Tool Calling as a Trust Boundary
Building a banking GenAI assistant: why tool calling stopped being a classification problem and became a question of evaluating controlled decision-making
March 24, 2026
We did not set out to build an "agent." We were building a customer-facing GenAI assistant for a banking product — something that could answer questions, guide users, and eventually take actions on their behalf. Pretty standard on paper.
Then we introduced tool calling.
That was the moment the problem changed shape.
The model was not just generating text anymore — it could now trigger real systems. Pull data, run workflows, potentially touch sensitive information. In a regulated environment, that is not a small step. That is a different category of risk entirely.
Reading through how teams like Anthropic and OpenAI think about tool use helped crystallize something for me: tool calling is not just a capability. It is a trust boundary. Once you cross it, you are no longer evaluating language — you are evaluating decisions with consequences.
So we had to rethink how we evaluate the system from the ground up.
What broke (and what we learned)
Our first instinct was honestly pretty naive. We treated tool calling like a classification problem: given a query, did the model pick the right tool?
That framing lasted maybe a week.
Because in practice, nothing about this is a single decision. Even a simple interaction unfolds into a chain of smaller, fragile decisions: should I call a tool at all? Which one? What arguments? Are those arguments even valid? Am I allowed to do this for this user?
The tricky part is that the model will often look "correct" at a glance while being subtly wrong in ways that matter. It might pick the right tool but construct slightly off parameters. Or call a tool when it should not. Or worse — skip a tool entirely and fabricate an answer.
We also realized quickly that language variation breaks everything. The same intent phrased differently could lead to different tools, different parameters, or no tool at all. So any evaluation that relies on a single phrasing is basically lying to you.
What helped us get unstuck was shifting how we think about the system. Instead of asking whether it got the right answer, we started asking:
- Did it make a justifiable decision?
- Did it stay within its permission boundaries?
- Can we explain and audit what happened?
That led us to treat the model as an untrusted decision-maker — not malicious, just unreliable in subtle ways. The actual safety boundary lives outside the model.
So we built our evaluation around that idea.
We started logging everything about tool calls — not just which tool was called, but the parameters, the permission context, how long it took, and whether anything looked off. Not because we love logs, but because in a banking environment, you do not get to say "the model seemed fine." You need to reconstruct what happened after the fact.
Permissions became another big piece. One of the easiest mistakes to make is letting the model implicitly decide what it is allowed to do. We forced a separation: the model can suggest actions, but it never owns permissions. Those come from the user, the session, and the system. Our evaluation then checks whether the model is trying to step outside those bounds — or failing to use them when it should.
The dataset itself became a project. We did not just write a handful of test queries. We took real intents, expanded them into variations, combined tools in different ways, and then stretched them into multi-turn conversations. Some formal, some messy, some ambiguous, some intentionally risky. Every example is grounded enough to feel real, but varied enough to break brittle behavior.
And importantly, all of it is human-reviewed. Not because that scales (it does not), but because early on, you need to understand failure modes deeply before you automate anything.
Where we have landed (Phase 0)
What I would call Phase 0 is not sophisticated, but it is honest. We can see where the system fails. We can categorize those failures. We can trace them back to prompting issues, model limitations, or gaps in our tool design.
Where this needs to go
If I am being blunt, what we have today is still pretty simple.

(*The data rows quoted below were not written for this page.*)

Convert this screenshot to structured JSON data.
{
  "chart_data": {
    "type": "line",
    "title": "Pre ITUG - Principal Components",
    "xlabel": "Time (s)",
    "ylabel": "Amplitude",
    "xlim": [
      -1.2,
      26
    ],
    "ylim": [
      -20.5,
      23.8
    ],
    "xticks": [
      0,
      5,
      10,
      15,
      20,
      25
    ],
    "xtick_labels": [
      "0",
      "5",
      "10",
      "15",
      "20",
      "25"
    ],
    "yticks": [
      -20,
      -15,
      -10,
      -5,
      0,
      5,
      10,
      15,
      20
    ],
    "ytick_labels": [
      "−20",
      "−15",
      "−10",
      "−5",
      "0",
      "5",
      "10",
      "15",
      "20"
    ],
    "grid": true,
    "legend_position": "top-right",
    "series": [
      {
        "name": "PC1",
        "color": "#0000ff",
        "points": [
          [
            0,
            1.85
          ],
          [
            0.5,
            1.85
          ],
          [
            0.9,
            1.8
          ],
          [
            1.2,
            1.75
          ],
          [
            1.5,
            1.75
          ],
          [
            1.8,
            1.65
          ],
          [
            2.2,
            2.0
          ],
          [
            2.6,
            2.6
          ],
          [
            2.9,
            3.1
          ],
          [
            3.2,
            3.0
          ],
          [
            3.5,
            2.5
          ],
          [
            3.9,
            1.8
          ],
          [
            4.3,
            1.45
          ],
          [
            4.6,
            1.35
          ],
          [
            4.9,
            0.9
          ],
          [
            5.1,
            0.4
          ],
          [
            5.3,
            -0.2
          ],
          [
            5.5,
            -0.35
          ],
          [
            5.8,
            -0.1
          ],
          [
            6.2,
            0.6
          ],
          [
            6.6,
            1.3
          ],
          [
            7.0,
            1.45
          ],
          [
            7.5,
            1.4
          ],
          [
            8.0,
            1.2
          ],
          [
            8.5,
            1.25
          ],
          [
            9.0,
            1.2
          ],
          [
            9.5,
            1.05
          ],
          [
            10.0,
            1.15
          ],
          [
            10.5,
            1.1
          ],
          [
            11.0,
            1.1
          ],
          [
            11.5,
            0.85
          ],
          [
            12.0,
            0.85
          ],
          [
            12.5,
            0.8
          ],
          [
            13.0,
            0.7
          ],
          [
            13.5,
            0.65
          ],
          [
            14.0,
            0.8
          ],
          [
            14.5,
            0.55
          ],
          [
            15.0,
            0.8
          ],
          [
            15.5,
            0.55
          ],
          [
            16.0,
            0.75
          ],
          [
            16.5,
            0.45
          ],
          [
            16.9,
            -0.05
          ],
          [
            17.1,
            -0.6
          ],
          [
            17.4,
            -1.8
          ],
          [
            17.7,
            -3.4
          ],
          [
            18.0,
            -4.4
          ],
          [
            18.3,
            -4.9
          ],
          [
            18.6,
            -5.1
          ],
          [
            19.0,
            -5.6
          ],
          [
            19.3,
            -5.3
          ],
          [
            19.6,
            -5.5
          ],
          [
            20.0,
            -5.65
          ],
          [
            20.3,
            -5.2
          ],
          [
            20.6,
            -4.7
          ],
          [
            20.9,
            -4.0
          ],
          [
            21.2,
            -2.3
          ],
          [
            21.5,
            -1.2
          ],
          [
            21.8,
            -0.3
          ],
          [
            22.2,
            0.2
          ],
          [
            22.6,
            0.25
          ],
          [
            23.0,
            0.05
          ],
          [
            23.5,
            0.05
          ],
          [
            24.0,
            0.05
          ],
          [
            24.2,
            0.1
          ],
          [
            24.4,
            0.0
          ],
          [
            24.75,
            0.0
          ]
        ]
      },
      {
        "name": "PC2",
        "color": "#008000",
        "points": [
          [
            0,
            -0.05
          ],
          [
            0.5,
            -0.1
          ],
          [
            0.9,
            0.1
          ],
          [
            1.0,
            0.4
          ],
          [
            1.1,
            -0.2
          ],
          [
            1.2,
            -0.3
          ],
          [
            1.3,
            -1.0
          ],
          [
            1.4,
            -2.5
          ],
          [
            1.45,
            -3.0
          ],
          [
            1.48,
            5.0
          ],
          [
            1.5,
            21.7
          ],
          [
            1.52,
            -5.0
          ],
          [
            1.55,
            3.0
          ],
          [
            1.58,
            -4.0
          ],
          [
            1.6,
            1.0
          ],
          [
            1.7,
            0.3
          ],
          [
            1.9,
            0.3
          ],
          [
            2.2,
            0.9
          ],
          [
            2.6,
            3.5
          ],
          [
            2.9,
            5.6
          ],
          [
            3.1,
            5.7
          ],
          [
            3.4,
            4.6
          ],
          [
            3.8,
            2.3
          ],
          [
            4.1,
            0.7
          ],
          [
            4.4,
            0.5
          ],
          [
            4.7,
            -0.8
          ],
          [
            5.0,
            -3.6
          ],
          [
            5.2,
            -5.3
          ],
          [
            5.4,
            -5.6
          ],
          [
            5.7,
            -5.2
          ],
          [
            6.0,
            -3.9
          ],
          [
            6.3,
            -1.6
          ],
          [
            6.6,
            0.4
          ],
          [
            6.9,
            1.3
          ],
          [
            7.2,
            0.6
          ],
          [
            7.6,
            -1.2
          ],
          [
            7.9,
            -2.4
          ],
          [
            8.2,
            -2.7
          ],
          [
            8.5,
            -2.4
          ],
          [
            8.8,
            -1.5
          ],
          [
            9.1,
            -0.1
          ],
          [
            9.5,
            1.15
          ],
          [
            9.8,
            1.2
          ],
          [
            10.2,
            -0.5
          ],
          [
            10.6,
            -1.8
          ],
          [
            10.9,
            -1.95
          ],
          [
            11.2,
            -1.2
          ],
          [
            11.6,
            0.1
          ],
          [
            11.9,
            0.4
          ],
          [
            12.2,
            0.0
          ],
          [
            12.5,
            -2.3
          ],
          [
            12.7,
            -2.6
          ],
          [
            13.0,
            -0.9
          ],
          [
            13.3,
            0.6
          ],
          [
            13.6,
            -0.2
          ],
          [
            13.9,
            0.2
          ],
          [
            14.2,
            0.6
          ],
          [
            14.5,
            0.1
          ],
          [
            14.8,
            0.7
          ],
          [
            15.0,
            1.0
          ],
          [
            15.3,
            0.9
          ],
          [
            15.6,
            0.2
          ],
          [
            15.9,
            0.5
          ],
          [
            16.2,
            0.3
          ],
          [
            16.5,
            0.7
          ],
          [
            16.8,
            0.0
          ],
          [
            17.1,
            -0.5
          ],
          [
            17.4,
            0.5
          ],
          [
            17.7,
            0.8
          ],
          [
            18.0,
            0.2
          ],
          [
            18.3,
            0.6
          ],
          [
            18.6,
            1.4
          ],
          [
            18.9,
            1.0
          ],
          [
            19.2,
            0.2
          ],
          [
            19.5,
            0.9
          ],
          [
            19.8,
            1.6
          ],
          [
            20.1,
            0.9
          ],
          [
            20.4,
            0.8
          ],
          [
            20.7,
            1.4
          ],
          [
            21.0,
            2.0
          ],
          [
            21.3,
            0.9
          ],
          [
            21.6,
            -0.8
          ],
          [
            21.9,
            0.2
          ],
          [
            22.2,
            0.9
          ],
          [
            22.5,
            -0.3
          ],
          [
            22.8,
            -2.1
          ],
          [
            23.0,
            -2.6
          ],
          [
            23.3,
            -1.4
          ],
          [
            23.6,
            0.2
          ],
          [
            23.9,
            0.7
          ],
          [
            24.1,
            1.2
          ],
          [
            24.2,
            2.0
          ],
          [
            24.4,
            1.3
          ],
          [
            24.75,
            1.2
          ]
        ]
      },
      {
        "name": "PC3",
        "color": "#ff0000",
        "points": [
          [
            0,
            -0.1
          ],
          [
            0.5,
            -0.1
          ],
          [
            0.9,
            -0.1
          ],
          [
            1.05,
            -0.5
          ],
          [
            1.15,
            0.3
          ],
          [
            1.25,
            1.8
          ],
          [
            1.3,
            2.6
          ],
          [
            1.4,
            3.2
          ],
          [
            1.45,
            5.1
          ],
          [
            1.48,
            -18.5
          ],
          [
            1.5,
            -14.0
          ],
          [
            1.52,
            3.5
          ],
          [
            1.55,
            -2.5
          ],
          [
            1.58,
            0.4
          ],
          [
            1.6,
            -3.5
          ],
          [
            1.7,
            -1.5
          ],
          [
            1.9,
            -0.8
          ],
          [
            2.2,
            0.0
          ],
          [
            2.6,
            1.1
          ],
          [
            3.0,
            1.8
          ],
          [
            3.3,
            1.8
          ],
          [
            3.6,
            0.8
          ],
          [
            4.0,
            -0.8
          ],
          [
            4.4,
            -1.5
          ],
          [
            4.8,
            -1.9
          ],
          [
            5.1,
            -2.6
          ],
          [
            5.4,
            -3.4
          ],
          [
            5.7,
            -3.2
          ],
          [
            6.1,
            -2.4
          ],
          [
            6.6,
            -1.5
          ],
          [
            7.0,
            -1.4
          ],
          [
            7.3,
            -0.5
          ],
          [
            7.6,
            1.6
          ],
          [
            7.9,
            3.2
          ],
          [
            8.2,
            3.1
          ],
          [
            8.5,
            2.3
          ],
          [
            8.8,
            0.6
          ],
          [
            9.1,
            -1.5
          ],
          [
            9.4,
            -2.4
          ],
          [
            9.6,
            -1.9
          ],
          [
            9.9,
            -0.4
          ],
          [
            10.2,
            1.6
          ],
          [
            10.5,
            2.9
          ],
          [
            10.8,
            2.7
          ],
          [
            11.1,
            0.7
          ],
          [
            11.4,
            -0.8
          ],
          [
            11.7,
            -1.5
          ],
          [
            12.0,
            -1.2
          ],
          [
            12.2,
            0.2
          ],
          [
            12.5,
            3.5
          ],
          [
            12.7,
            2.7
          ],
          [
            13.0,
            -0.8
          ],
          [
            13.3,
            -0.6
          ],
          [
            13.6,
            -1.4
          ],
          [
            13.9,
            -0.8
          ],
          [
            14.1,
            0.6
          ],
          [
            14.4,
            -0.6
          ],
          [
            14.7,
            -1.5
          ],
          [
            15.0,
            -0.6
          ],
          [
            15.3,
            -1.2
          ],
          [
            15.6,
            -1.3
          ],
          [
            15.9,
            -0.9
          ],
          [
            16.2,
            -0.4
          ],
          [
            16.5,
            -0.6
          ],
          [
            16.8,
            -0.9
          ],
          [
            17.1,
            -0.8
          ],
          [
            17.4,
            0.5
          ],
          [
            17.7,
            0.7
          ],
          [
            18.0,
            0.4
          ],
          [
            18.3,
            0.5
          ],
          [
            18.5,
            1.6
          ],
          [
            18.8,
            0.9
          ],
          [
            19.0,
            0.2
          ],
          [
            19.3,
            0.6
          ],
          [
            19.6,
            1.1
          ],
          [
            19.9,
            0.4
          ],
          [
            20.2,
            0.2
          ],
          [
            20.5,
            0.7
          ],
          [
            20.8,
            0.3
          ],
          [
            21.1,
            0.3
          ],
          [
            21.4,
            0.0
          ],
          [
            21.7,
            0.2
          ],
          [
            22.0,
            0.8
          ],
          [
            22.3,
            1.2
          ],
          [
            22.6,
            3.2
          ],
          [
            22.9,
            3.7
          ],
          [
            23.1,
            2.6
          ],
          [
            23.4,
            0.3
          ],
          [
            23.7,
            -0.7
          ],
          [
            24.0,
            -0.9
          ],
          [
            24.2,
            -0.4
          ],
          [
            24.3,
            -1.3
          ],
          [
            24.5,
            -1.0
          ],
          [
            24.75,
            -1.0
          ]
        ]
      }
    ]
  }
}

It works as a lens, not as a guarantee.
A lot of our process depends on humans curating datasets and reviewing outputs. That is fine at the beginning, but it will not hold as the system grows. We will need more programmatic checks — especially around parameter validation and permission enforcement — and probably simulated environments where tools can fail safely.
We also treat correctness a bit too rigidly right now. The model sometimes takes a different but reasonable path, and we mark it as wrong. That is not quite right. Real systems have multiple valid solutions, and our evaluation needs to reflect that without becoming vague.
Multi-turn behavior is another area where we are underestimating complexity. It is easy to test a single interaction. It is much harder to test how decisions evolve over five or ten turns, especially when context starts drifting or compounding.
And then there is the stuff we have not fully tackled yet: adversarial behavior, prompt injection, attempts to misuse tools. In a banking setting, those are not edge cases — they are expectations.
What we are actually evaluating
If I zoom out, though, I think the biggest shift for me has been this:
We are not evaluating intelligence. We are evaluating controlled decision-making under constraints.
That changes how you design everything.
A good agent is not the one that knows the most. It is the one that consistently makes safe, explainable, permission-aware decisions — even when the input is messy and the path is not obvious.
If you are building something similar, the bar to aim for — at least initially — is not perfection. It is clarity. Can you see what the system is doing? Can you catch when it goes off the rails?
If you can do that, you are in a much better place than chasing a single accuracy number and hoping it means something.